Building Smart Data Agents with LLMs

Summary

This article explores how to build Large Language Model (LLM) powered data agents for data analysis. These agents are designed to handle complex data analysis tasks by leveraging various tools and memory modules. We will delve into the components of an LLM agent, including tools, memory, planning, and the agent core, and demonstrate how to create a data agent for inventory management.

Understanding LLM Agents

LLM agents are sophisticated systems that combine planning capabilities, memory, and tools to perform tasks requested by users. They are particularly useful for data analysis tasks that require reasoning, search, and planning capabilities.

Types of LLM Agents

There are two main types of LLM agents:

  • Data Agents: These agents are designed for extractive goals, helping users extract information from various data sources. They assist with assistive reasoning tasks, such as answering questions about inventory levels or financial data.
  • API or Execution Agents: These agents are designed for execution goals, carrying out tasks or sets of tasks requested by users. They can interact with external services or APIs to perform tasks like organizing data in spreadsheets.

Building a Data Agent

To build a data agent, we need to identify the LLM to use, select a use case, and define the necessary tools and memory modules.

Choosing an LLM

For this example, we will use the Mixtral 8x7B LLM available in the NVIDIA NGC catalog. This model accelerates various models and makes them available as APIs.

Selecting a Use Case

Our use case is talking to an SQL database for inventory management. We will populate the database with tables containing supplier information, product details, and inventory levels.

Defining Tools and Memory

Our data agent will use two tools:

  • Calculator: For basic calculations needed after querying the data.
  • SQL Query Executor: For querying the database for raw data.

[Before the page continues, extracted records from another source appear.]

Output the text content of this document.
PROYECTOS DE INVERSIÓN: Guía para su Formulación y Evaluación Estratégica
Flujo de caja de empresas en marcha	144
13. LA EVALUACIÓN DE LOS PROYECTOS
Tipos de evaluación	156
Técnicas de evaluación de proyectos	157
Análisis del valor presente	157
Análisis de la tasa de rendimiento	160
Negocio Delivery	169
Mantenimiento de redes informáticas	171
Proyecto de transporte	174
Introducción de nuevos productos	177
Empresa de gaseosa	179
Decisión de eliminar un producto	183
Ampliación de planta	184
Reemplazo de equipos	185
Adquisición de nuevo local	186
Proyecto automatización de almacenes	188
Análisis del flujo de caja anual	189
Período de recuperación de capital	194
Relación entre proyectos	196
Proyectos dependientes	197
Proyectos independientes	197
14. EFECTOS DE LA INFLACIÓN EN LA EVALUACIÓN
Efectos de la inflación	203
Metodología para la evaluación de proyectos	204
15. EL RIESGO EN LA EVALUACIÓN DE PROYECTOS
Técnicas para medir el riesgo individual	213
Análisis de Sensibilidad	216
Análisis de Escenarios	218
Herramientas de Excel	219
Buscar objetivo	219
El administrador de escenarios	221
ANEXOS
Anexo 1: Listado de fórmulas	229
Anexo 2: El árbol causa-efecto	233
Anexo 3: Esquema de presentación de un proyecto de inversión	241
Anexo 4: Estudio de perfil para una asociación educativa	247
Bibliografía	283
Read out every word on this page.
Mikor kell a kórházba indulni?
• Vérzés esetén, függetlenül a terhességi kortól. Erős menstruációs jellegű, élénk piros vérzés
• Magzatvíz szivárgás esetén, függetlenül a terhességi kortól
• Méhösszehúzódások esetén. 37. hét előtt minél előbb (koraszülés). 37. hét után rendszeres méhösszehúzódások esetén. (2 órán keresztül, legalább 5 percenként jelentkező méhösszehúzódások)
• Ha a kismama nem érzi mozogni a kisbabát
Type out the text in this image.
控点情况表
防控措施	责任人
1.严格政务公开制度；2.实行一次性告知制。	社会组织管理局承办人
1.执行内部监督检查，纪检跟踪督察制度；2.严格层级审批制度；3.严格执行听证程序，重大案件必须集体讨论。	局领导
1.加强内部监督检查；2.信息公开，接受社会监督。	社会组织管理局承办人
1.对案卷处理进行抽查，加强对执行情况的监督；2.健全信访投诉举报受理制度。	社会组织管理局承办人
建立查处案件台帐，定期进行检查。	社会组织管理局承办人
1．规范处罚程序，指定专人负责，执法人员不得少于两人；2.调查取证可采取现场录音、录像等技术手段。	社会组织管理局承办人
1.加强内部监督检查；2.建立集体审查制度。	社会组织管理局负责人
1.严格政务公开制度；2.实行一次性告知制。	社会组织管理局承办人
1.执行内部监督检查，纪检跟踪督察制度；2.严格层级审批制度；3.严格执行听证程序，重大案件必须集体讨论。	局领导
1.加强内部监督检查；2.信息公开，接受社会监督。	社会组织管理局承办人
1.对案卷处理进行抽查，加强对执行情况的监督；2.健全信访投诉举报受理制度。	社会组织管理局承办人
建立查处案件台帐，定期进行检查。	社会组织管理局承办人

The memory module will be a simple buffer or list to keep track of all the agent’s actions.

Planning Module

The planning module will use a linear greedy approach. We will create a “faux tool” for “generate the final answer” to guide the agent in selecting the appropriate tools.

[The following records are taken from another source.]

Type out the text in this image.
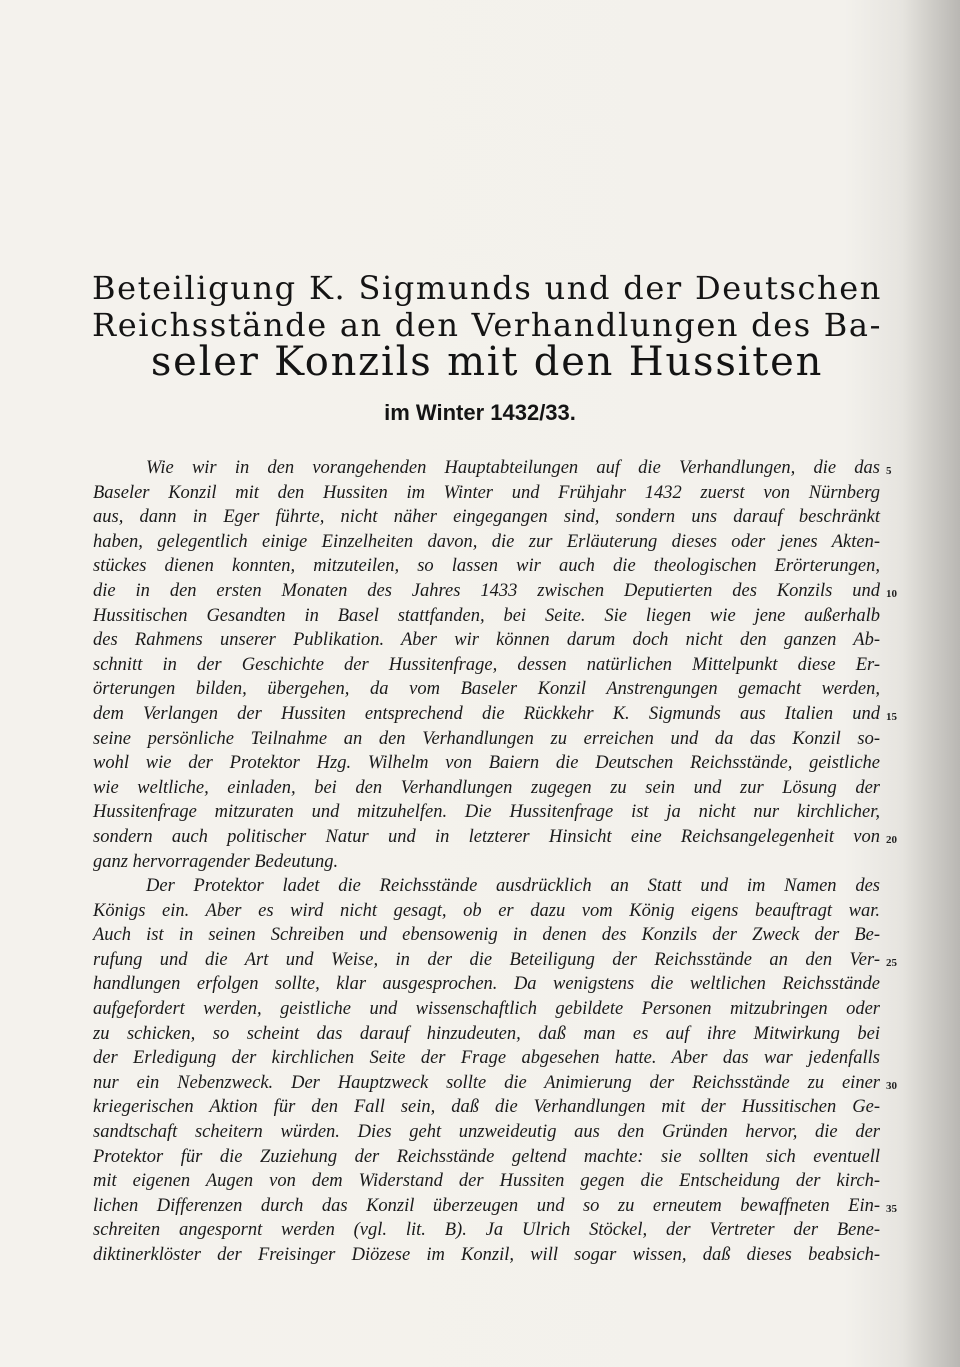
Beteiligung K. Sigmunds und der Deutschen
Reichsstände an den Verhandlungen des Ba-
seler Konzils mit den Hussiten
im Winter 1432/33.
Wie wir in den vorangehenden Hauptabteilungen auf die Verhandlungen, die das
Baseler Konzil mit den Hussiten im Winter und Frühjahr 1432 zuerst von Nürnberg
aus, dann in Eger führte, nicht näher eingegangen sind, sondern uns darauf beschränkt
haben, gelegentlich einige Einzelheiten davon, die zur Erläuterung dieses oder jenes Akten-
stückes dienen konnten, mitzuteilen, so lassen wir auch die theologischen Erörterungen,
die in den ersten Monaten des Jahres 1433 zwischen Deputierten des Konzils und
Hussitischen Gesandten in Basel stattfanden, bei Seite. Sie liegen wie jene außerhalb
des Rahmens unserer Publikation. Aber wir können darum doch nicht den ganzen Ab-
schnitt in der Geschichte der Hussitenfrage, dessen natürlichen Mittelpunkt diese Er-
örterungen bilden, übergehen, da vom Baseler Konzil Anstrengungen gemacht werden,
dem Verlangen der Hussiten entsprechend die Rückkehr K. Sigmunds aus Italien und
seine persönliche Teilnahme an den Verhandlungen zu erreichen und da das Konzil so-
wohl wie der Protektor Hzg. Wilhelm von Baiern die Deutschen Reichsstände, geistliche
wie weltliche, einladen, bei den Verhandlungen zugegen zu sein und zur Lösung der
Hussitenfrage mitzuraten und mitzuhelfen. Die Hussitenfrage ist ja nicht nur kirchlicher,
sondern auch politischer Natur und in letzterer Hinsicht eine Reichsangelegenheit von
ganz hervorragender Bedeutung.
Der Protektor ladet die Reichsstände ausdrücklich an Statt und im Namen des
Königs ein. Aber es wird nicht gesagt, ob er dazu vom König eigens beauftragt war.
Auch ist in seinen Schreiben und ebensowenig in denen des Konzils der Zweck der Be-
rufung und die Art und Weise, in der die Beteiligung der Reichsstände an den Ver-
handlungen erfolgen sollte, klar ausgesprochen. Da wenigstens die weltlichen Reichsstände
aufgefordert werden, geistliche und wissenschaftlich gebildete Personen mitzubringen oder
zu schicken, so scheint das darauf hinzudeuten, daß man es auf ihre Mitwirkung bei
der Erledigung der kirchlichen Seite der Frage abgesehen hatte. Aber das war jedenfalls
nur ein Nebenzweck. Der Hauptzweck sollte die Animierung der Reichsstände zu einer
kriegerischen Aktion für den Fall sein, daß die Verhandlungen mit der Hussitischen Ge-
sandtschaft scheitern würden. Dies geht unzweideutig aus den Gründen hervor, die der
Protektor für die Zuziehung der Reichsstände geltend machte: sie sollten sich eventuell
mit eigenen Augen von dem Widerstand der Hussiten gegen die Entscheidung der kirch-
lichen Differenzen durch das Konzil überzeugen und so zu erneutem bewaffneten Ein-
schreiten angespornt werden (vgl. lit. B). Ja Ulrich Stöckel, der Vertreter der Bene-
diktinerklöster der Freisinger Diözese im Konzil, will sogar wissen, daß dieses beabsich-
5
10
15
20
25
30
35
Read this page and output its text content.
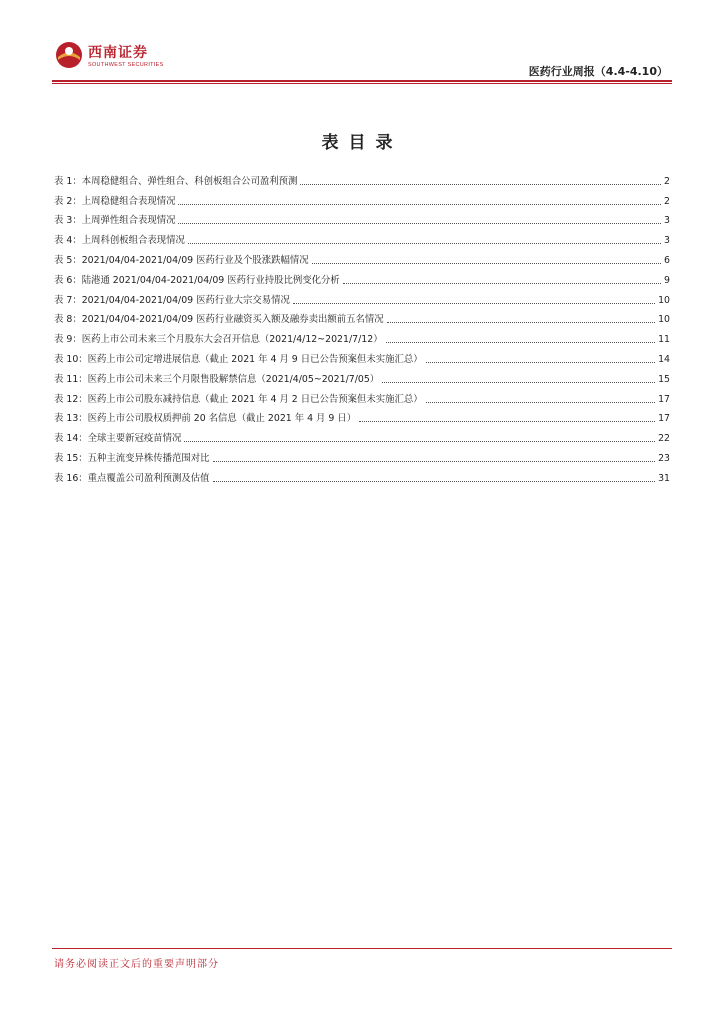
西南证券
SOUTHWEST SECURITIES	医药行业周报（4.4-4.10）
表目录
表 1：本周稳健组合、弹性组合、科创板组合公司盈利预测	2
表 2：上周稳健组合表现情况	2
表 3：上周弹性组合表现情况	3
表 4：上周科创板组合表现情况	3
表 5：2021/04/04-2021/04/09 医药行业及个股涨跌幅情况	6
表 6：陆港通 2021/04/04-2021/04/09 医药行业持股比例变化分析	9
表 7：2021/04/04-2021/04/09 医药行业大宗交易情况	10
表 8：2021/04/04-2021/04/09 医药行业融资买入额及融券卖出额前五名情况	10
表 9：医药上市公司未来三个月股东大会召开信息（2021/4/12~2021/7/12）	11
表 10：医药上市公司定增进展信息（截止 2021 年 4 月 9 日已公告预案但未实施汇总）	14
表 11：医药上市公司未来三个月限售股解禁信息（2021/4/05~2021/7/05）	15
表 12：医药上市公司股东减持信息（截止 2021 年 4 月 2 日已公告预案但未实施汇总）	17
表 13：医药上市公司股权质押前 20 名信息（截止 2021 年 4 月 9 日）	17
表 14：全球主要新冠疫苗情况	22
表 15：五种主流变异株传播范围对比	23
表 16：重点覆盖公司盈利预测及估值	31
请务必阅读正文后的重要声明部分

Example: Inventory Management

Let’s consider an example where a user asks, “How much excess inventory do I have for Google Pixel 6?”

To solve this question, the agent will perform the following steps:

  1. QueryDB Tool:

    • Generate SQL query to retrieve the current quantity and minimum required quantity for Google Pixel 6.
    • Query the database and store the results in memory.
  2. Calculator Tool:

    • Solve the math problem to calculate the excess inventory by subtracting the minimum required quantity from the current quantity.
    • Store the results in memory.
  3. Final Answer Generation:

    • Use the results from the previous steps to generate the final answer.

Agent Core

The agent core will use the following prompt to guide the agent:

You are an agent capable of using a variety of tools to answer a data analytics question.
Always use memory to help select the tools to be used.

Memory:
- Previous Question: How much excess inventory do we have for 'Google Pixel 6'?
- SQL Query: SELECT inventory.id, inventory.quantity, inventory.min_required FROM inventory WHERE product_id = 7

Tools:
- Generate Final Answer: Use if answer to user's question can be given with memory.
- Calculator: Use this tool to solve mathematical problems.
- Query_Database: Write an SQL query to query the database.

Answer Format:
- tool_name: Calculator

Table: Example Database Schema

Table Name Columns
suppliers name, address, contact
products name, description, price, supplier_id
inventory product_id, quantity, min_required

Table: Example Inventory Data

Product ID Quantity Min Required
1 150 30
2 100 20
3 120 30
4 80 15
5 200 40
6 150 25
7 100 20
8 90 18
9 170 35
10 220 45

Table: Example Product Data

Product ID Name Description Price Supplier ID
1 Samsung Galaxy S21 Samsung flagship smartphone 799.99 1
2 Samsung Galaxy Note 20 Samsung premium smartphone with stylus 999.99 1
3 iPhone 13 Pro Apple flagship smartphone 999.99 2
4 iPhone SE Apple budget smartphone 399.99 2
5 OnePlus 9 High performance smartphone 729.00 3
6 OnePlus Nord Mid-range smartphone 499.00 3
7 Google Pixel 6 Google’s latest smartphone 599.00 4
8 Google Pixel 5a Affordable Google smartphone 449.00 4
9 Xiaomi Mi 11 Xiaomi high-end smartphone 749.99 5
10 Xiaomi Redmi Note 10 Xiaomi budget smartphone 199.99 5

Conclusion

Building LLM-powered data agents can significantly enhance data analysis capabilities. By combining planning modules, memory, and various tools, these agents can handle complex tasks and provide highly personalized answers. This article has demonstrated how to create a data agent for inventory management, showcasing the potential of LLM agents in real-world applications.